During the Communist rule of Hungary, she was barred from participating in the art world, but she began to paint again in the mid-1960s. Her pictures symbolized suppressed tragedy such as Pleasure Ride (1967) and Innocence Tale (1964), with surreal and expressive metamorphoses of the puppet motif.

== Early life ==
Margit Sichermann was born on 23 December 1913 to a Jewish family from Borota, located in the Jánoshalma District of Bács-Kiskun county.

She attended the Hungarian Academy of Fine Arts in 1936 as a pupil of János Vaszary; her first exhibition was arranged with her husband, Imre Ámos, who was also an artist. After finishing school, she moved from Budapest to Szentendre and continued to create artwork. While visiting Paris in 1937 with her husband, she met Marc Chagall, who influenced both her artwork greatly upon her return to Hungary. Her early period was similar to Ámos's art, characterized by lyric presentation and grotesque elements. Her work was mostly figurative, featuring self-portraits, but has the foundations of later expressionism through the use of bold, blocked colours and expressive brushstrokes.

== World War II ==
Anna and her husband Imre lived relatively peacefully until World War II. After being called to the battlefield, Imre was killed in Ohrdruf, a Nazi concentration camp in 1944. Her father was murdered in Auschwitz. Widowed, Anna's art was greatly impacted by the loss of her husband, her paintings becoming notably harsher and more elemental than her earlier works. Her work embraced a new motif after his death, using puppet-like figures throughout her paintings. These puppets often interacted with various tragedies of humankind, such as the Holocaust, through surrealist images.

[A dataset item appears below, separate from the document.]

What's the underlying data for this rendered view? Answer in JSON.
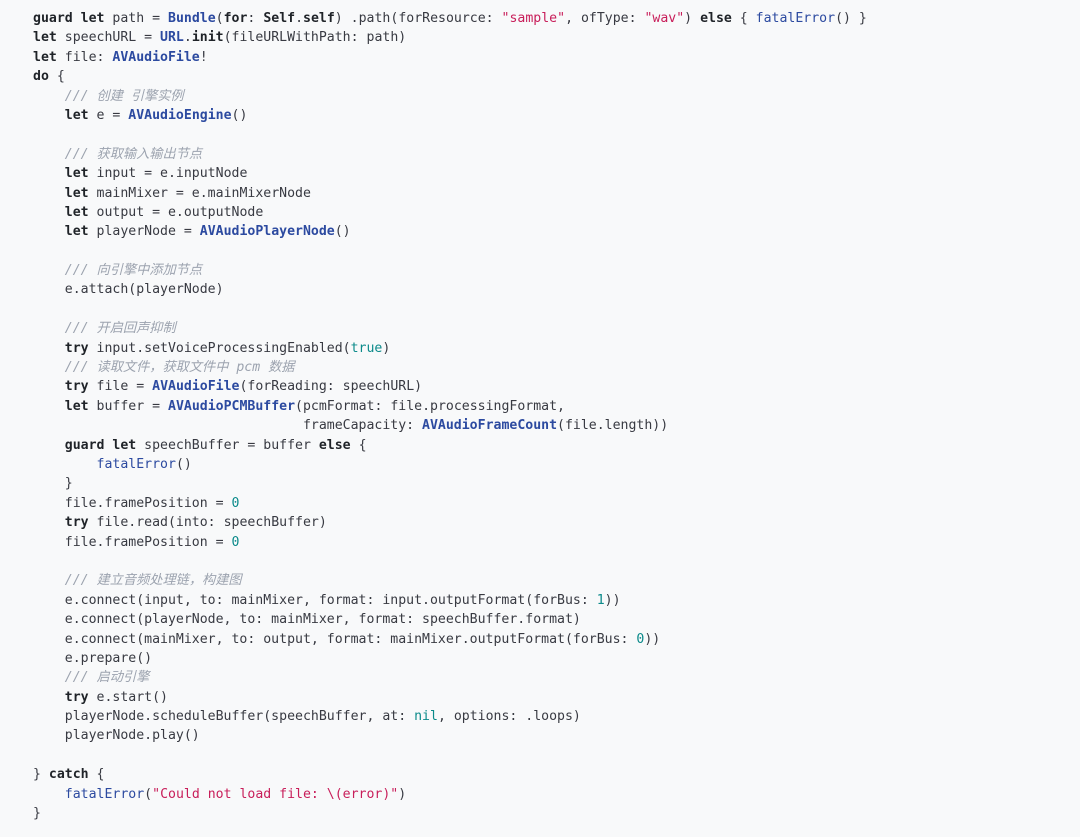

She also created a number of self-portraits depicting herself in different scenarios, experimenting with her self-image and her place in the world. Her status as a Jewish widow in poverty led her to depict her differences through her art and to subvert them with her self-portraits as well, depicting herself in positions such as a dancer, prostitute, and circus performer. Her work became much more expressive and abstract, utilizing layers of paint and distorting the human figure.

Through the encouragement of the art community in Szentendre, particularly Lajos Vajda and Dezsö Korniss, Anna began to expand on her work and incorporated traditional Hungarian folklore motif and symbols. She co-founded the Hungarian European School in 1945, and exhibited her work in their galleries regularly.

== Communist rule in Hungary ==
During Communist rule, Anna and her artwork became classified as "forbidden" under the "Three T" rule implemented throughout the country. This category led to her work being banned from exhibition, leaving her unable to exhibit her art until 1968. This was due to the subversive nature of her work, which depicted women as witches, covered religious themes, and provided a connection to traditional Hungarian folklore and art. During this time, she survived on selling occasional commission pieces to private clients.

== Death and commemoration ==
Anna's final paintings returned to the topic of self-portraiture. She depicted herself in old age, with her body growing frailer, returning to her concepts of identity. These self-portraits were the last paintings she created before her death on 3 June 1991, at age 77.

Her first full posthumous exhibition When Dolls Speak Retrospective Exhibition of Margit Anna (1913–1991) was held in 2024 at the Hungarian National Gallery.